Jeffrey Cooke of the Swinburne University of Technology and John O’Meara of St. Michael’s College presented a new technique for determining the size of these giant gas clouds at the 227th meeting of the American Astronomical Society in Florida this week.
These gas clouds are called damped Lyman alpha systems (DLAs) because they absorb a very specific wavelength of light called Lyman alpha. They were discovered in 1970 by astronomer Roger Lynds: He saw that the Lyman alpha emission from a quasar was absorbed, indicating that in its path from the galaxy to us it had encountered several cool clouds. The clouds are very cold and emit a small amount of radiation, so it has been very difficult to learn about their nature.
All the information we had on these clouds was indirect; they needed to be illuminated from behind for us to spot them. The traditional method uses quasars, but they are relatively small and rare to be used to understand the wider properties of these clouds.
The new technique employs galaxies that are common and increase the observable area 100 million times. “Using the galaxy technique, DLAs can be studied in large numbers to provide a 3-D tomographic picture of the distribution of gas clouds in the early universe and help complete our understanding of how galaxies formed and evolved over cosmic time,” says O’Meara in a statement.

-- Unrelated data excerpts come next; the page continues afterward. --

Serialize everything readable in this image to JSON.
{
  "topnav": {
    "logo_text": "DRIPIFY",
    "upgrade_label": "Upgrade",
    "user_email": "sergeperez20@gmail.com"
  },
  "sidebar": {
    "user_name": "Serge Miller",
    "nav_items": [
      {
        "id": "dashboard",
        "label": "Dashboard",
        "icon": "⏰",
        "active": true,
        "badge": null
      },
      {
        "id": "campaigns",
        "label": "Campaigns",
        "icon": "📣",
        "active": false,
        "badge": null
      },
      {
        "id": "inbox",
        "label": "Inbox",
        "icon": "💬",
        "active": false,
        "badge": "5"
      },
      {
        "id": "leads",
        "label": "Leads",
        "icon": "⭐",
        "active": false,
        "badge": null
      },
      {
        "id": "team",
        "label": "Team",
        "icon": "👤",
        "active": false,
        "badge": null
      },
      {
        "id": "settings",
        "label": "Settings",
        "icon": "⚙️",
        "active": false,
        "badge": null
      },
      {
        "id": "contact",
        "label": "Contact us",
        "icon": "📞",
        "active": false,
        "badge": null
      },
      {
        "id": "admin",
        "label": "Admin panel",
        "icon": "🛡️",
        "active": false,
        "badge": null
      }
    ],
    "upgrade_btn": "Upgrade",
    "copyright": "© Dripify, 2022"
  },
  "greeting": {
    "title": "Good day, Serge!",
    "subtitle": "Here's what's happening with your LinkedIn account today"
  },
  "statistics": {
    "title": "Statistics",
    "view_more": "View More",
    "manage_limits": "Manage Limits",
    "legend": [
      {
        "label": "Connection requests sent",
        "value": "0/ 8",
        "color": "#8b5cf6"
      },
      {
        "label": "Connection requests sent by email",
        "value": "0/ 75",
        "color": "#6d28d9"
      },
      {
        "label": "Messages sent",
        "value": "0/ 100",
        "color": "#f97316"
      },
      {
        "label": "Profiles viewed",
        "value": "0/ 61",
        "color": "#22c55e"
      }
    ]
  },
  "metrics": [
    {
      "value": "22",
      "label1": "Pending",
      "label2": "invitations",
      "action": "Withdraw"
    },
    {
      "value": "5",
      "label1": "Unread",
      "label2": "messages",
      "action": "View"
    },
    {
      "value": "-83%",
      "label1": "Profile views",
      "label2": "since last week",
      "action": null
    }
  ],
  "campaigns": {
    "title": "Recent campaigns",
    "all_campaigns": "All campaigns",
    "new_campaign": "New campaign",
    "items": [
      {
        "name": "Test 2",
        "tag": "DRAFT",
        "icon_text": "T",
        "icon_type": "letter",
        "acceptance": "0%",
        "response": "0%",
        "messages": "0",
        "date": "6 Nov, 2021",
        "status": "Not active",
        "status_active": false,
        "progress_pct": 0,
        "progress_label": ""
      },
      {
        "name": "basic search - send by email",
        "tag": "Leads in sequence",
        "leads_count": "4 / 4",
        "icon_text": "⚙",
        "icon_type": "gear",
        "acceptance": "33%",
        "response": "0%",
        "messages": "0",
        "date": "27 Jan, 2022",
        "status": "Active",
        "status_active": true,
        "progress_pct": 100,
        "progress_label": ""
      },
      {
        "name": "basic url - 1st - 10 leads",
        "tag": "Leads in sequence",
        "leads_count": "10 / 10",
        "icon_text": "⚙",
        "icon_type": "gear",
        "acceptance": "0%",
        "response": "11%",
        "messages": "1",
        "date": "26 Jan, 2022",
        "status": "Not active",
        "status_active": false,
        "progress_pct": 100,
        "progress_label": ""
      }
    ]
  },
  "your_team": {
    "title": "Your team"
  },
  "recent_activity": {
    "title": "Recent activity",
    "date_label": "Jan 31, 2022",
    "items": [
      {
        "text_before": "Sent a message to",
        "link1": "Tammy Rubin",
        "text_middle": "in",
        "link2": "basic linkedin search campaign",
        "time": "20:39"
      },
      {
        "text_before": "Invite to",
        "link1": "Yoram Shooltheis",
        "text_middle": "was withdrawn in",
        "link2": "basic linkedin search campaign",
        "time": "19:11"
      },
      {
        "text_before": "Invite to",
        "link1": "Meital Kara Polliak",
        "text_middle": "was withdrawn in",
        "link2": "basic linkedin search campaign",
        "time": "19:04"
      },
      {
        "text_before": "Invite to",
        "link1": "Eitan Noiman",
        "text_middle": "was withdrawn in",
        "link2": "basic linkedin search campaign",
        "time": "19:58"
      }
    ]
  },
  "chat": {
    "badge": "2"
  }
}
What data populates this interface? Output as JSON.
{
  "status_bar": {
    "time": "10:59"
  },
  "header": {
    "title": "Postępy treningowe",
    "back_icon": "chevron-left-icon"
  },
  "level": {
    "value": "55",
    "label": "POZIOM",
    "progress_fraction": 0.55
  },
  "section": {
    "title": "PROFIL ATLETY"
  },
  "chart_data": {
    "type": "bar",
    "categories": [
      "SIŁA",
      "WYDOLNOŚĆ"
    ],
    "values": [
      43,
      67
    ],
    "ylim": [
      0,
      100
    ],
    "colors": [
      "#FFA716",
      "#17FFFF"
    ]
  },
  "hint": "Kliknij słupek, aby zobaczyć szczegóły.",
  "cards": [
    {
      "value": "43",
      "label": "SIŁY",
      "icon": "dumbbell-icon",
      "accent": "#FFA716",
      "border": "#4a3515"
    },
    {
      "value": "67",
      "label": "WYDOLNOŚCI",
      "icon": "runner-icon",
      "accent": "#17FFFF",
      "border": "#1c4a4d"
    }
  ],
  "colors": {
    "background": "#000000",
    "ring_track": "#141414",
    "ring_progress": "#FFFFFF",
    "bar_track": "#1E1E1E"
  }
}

Artist's impression of the power of background galaxies to measure the size of gas clouds, compared to the conventional method of using quasars. Adrian Malec and Marie Martig
The investigation has highlighted that the clouds are huge. The size combined with the composition makes the clouds the potential birthplace of the galaxies we see today. All the results were accepted for publication in the Astrophysical Journal Letters, and the paper is available on ArXiv.
The method is not without flaws, though. To detect the DLAs, it is necessary to produce long and deep exposures, which were provided by some of the most powerful telescopes in the world. Future observation campaigns will be able to study DLAs in larger numbers.
“The technique is timely as the next generation of giant 30-meter telescopes will be online in several years and are ideal to exploit this method to routinely gather large numbers of DLAs for study,” Cooke added.